If the machining and deburring operations are viewed as stand-alone processes, the natural tendency is to optimize them individually. While this approach can produce positive results, it rarely creates an optimal overall system, especially because optimized machining can create additional costs and quality issues which may not be measured. Combining processes allows accountability for productivity and quality at one point in the organization.

* Energy requirement is low. The energy calamity affecting the West Coast recently is causing many manufacturing managers to consider energy issues in the decision-making process. When energy costs are taken into account, brush deburring looks especially attractive relative to competitive deburring technologies.

Application tips

Unlike conventional abrasive products, when using nylon abrasive brushes, faster is not better. Speed causes many deleterious effects in brush performance. First, the nylon carrier is heat sensitive and can be softened or melted by the heat which accompanies excessive speed. Secondly, speed causes the filaments to bounce off the workpiece instead of wiping and filing across the part edges and surfaces. This causes diminished aggressiveness. To prevent these problems, nylon abrasive brushes should be operated at surface speeds below 3,500 sfm. In most applications 2,500 sfm is a good starting point.

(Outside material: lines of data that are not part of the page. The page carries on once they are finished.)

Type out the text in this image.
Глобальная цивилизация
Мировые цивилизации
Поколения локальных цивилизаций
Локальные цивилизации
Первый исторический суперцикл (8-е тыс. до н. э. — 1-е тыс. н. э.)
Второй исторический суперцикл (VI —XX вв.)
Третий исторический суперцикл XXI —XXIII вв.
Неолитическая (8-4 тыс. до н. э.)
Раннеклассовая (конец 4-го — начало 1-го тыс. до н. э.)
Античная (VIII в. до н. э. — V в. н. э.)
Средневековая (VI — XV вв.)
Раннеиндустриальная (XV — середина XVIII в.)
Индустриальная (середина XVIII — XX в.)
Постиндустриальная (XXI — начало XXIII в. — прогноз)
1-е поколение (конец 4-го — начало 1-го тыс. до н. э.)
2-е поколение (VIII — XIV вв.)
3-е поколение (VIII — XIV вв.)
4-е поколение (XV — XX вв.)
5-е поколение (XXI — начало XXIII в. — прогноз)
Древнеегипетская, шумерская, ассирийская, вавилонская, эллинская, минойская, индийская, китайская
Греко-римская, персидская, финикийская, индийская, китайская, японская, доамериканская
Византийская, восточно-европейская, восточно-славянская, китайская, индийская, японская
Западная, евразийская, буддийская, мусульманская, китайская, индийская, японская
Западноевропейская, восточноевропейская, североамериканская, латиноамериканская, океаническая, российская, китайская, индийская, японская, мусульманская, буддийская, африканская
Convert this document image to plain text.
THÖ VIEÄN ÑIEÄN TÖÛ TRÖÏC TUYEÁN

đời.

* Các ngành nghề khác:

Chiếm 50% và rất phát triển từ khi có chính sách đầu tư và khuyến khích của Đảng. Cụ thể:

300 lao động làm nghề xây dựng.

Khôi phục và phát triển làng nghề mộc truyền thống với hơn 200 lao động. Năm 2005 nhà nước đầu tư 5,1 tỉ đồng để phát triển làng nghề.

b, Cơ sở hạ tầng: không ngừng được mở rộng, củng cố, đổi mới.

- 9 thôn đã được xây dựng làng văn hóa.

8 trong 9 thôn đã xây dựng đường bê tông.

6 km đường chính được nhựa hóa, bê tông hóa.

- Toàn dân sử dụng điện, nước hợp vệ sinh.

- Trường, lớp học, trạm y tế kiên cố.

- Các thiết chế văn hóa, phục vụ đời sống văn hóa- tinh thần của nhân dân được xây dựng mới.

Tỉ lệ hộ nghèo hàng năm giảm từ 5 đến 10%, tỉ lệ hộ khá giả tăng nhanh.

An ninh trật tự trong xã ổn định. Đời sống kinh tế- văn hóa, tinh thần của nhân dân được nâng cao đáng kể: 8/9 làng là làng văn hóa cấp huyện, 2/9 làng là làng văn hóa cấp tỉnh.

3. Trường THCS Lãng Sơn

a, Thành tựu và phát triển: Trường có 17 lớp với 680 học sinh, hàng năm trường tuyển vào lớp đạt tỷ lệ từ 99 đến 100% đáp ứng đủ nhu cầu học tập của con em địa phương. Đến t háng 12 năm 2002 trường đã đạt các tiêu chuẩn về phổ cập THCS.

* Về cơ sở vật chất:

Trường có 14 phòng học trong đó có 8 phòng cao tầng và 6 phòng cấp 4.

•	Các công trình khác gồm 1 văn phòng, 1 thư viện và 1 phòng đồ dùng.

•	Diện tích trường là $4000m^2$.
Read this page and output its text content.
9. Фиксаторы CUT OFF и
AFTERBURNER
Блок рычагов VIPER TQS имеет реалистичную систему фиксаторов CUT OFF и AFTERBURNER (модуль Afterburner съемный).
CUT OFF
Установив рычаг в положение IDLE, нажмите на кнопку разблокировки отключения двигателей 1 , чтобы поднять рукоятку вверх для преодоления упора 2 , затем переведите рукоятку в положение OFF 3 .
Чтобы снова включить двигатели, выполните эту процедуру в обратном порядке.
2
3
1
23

When selecting the size of brush to use, a good rule of thumb is to use the largest brush which is practically possible. Generally, large diameter brushes offer better production stability, lower consumable-cost-per-part and shorter cycle times.

Small bore deburring poses its own special requirements for brush selection. While brushes can be effective tools for bore cleaning and removing light burrs within holes, bores that are less than 1.5" in diameter are difficult to debur with brushes. In contrast, bores that are larger than 1.5" can frequently be deburred quite successfully with gangs of nylon abrasive wheel brushes.